为揭示不同pH对Cu-CS纳米棒的化学动力学性能的影响, 本实验将3Cu-CS和CS纳米棒分散于pH 6.0或pH 7.4的含H2O2 (100 mmol/L)的乙酸钠缓冲溶液中, 保持3Cu-CS和CS纳米棒在反应体系中的终浓度为1 mg/mL, 然后立即加入30 μL的TMB乙醇溶液(10 mg/mL), 反应20 min后, 检测溶液的紫外-可见光吸收光谱。
1.8 水凝胶的化学动力学性能检测
按上述1.7节的方法分析Cu-CS纳米棒复合水凝胶的化学动力学性能。将不同Cu-CS添加量的水凝胶置于含有H2O2 (100 mmol/L)的pH 6.0的乙酸钠缓冲溶液中, 其最终浓度为0.1 g/mL, 然后立即加入30 μL的TMB乙醇溶液(10 mg/mL), 反应60 min后, 检测溶液的紫外-可见光吸收光谱。

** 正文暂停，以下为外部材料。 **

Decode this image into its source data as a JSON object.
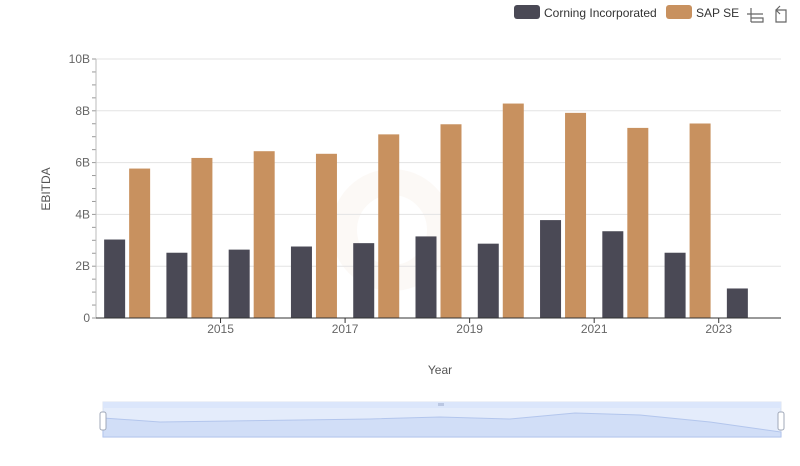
{
  "chart_data": {
    "type": "bar",
    "categories": [
      "2014",
      "2015",
      "2016",
      "2017",
      "2018",
      "2019",
      "2020",
      "2021",
      "2022",
      "2023",
      "2024"
    ],
    "series": [
      {
        "name": "Corning Incorporated",
        "color": "#4a4955",
        "values": [
          3.03,
          2.52,
          2.64,
          2.76,
          2.89,
          3.15,
          2.87,
          3.78,
          3.35,
          2.52,
          1.14
        ]
      },
      {
        "name": "SAP SE",
        "color": "#c8915f",
        "values": [
          5.77,
          6.18,
          6.44,
          6.34,
          7.09,
          7.48,
          8.28,
          7.92,
          7.34,
          7.51,
          null
        ]
      }
    ],
    "xlabel": "Year",
    "ylabel": "EBITDA",
    "ylim": [
      0,
      10
    ],
    "y_ticks": [
      "0",
      "2B",
      "4B",
      "6B",
      "8B",
      "10B"
    ],
    "x_tick_labels": [
      "2015",
      "2017",
      "2019",
      "2021",
      "2023"
    ],
    "grid": true,
    "legend_position": "top-right"
  },
  "toolbox": {
    "icons": [
      "zoom-icon",
      "zoom-reset-icon"
    ]
  },
  "datazoom": {
    "start_percent": 0,
    "end_percent": 100,
    "handle_color": "#dbe6fb"
  }
}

为探究Cu-CS/SA水凝胶随时间变化的化学动力学性能, 将20%-Cu-CS/SA水凝胶置于含有H2O2 (100 mmol/L)的pH 6.0的乙酸钠缓冲溶液中, 其最终浓度为0.1 g/mL, 然后立即加入30 μL的TMB乙醇溶液(10 mg/mL), 每隔5 min利用多功能酶标仪检测一次溶液的紫外-可见光吸收光谱。
为探究Cu-CS/SA水凝胶在没有H2O2情况下随时间变化的化学动力学性能, 将20%-Cu-CS/SA水凝胶置于不含H2O2的pH 6.0的乙酸钠缓冲溶液中, 其最终浓度为0.1 g/mL, 然后立即加入30 μL的TMB乙醇溶液(10 mg/mL), 每隔5 min利用多功能酶标仪检测一次溶液的紫外-可见光吸收光谱。
为探究TMB随时间变化的化学动力学性能, 将30 μL的TMB乙醇溶液(10 mg/mL)加入到含有H2O2 (100 mmol/L)的pH 6.0的乙酸钠缓冲溶液中, 每隔5 min利用多功能酶标仪检测一次溶液的紫外-可见光吸收光谱。
为探究H2O2 浓度对Cu-CS/SA水凝胶的化学动力学性能的影响, 将20%-Cu-CS/SA水凝胶置于含不同浓度H2O2 (50、75、100 mmol/L)的乙酸钠缓冲溶液(pH 6.0)中, 保持20%-Cu-CS/SA水凝胶在反应体系中的浓度为0.1 g/mL, 然后立即加入30 μL的TMB乙醇溶液(10 mg/mL), 每隔5 min检测一次溶液在652 nm处的吸光值。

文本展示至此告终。